The more important thing to be looking at, is the risk of post operative infection, invasive fungal infections which kill more people after surgery than transplants do.
Um yeah thats what I said can't really fight disease with out an immune system.
You first post makes the ludicrous implication that all organs are infected w/some disease.
No I am making the assumption that you may wana have good immune system and not a chemically supressed one. Not going outside, eating lettuce, shushi, or having the liberty of acidentaly cutting your self is not fun.
You body's rejection is not due to the organ being infected, but simply not always being a perfect match.

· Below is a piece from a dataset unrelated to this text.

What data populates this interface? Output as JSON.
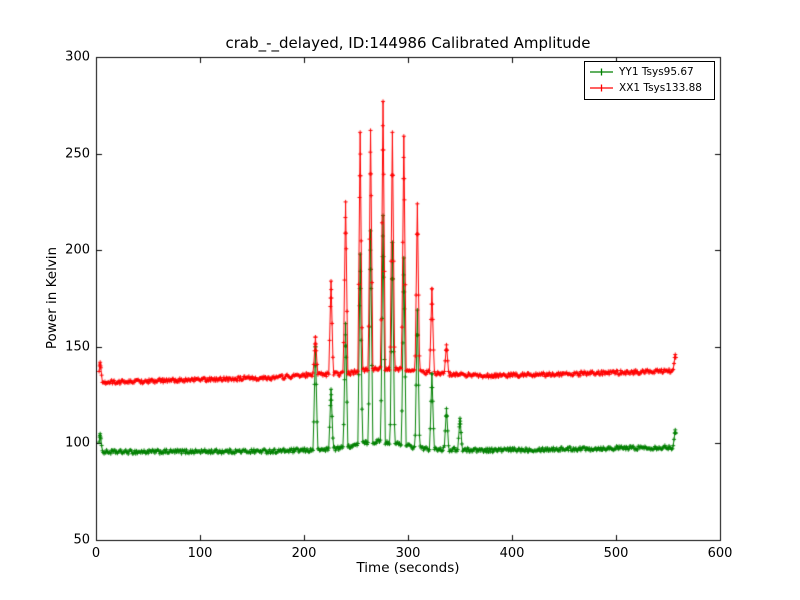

Uh yeah. No duh. Thats what I said. It sucks if you have a "good" immune system that does its job and is very adept at recognizing foreign tissue. And God forbid you have had lots of blood transfusions that trains your immune system to look for other human tissue of that type and kill it (not blood type btw).
Which can be worked around with medications and drugs to shut off the body's assault on the new tissue
This is a god aweful bad thing in real life. And I really did not care about getting infections from organs you will most likely get infections from your enviroment. If running around with a suppressed immune system is so great why is HIV such a headliner? When you reject an organ you destroy it. Because there is no dip stick, gauge or idiot light to check when your body decides to lauch a sneak attack you can just break your brand new heart or lung or whatever. So a organ that was perfectly good is for the last six months since your transplant just got fried. So what do you do? YOu get another one, but guess what your body knows that for some reason various strains of human keep poping up on the radar. So the next transplant is even less likely to work.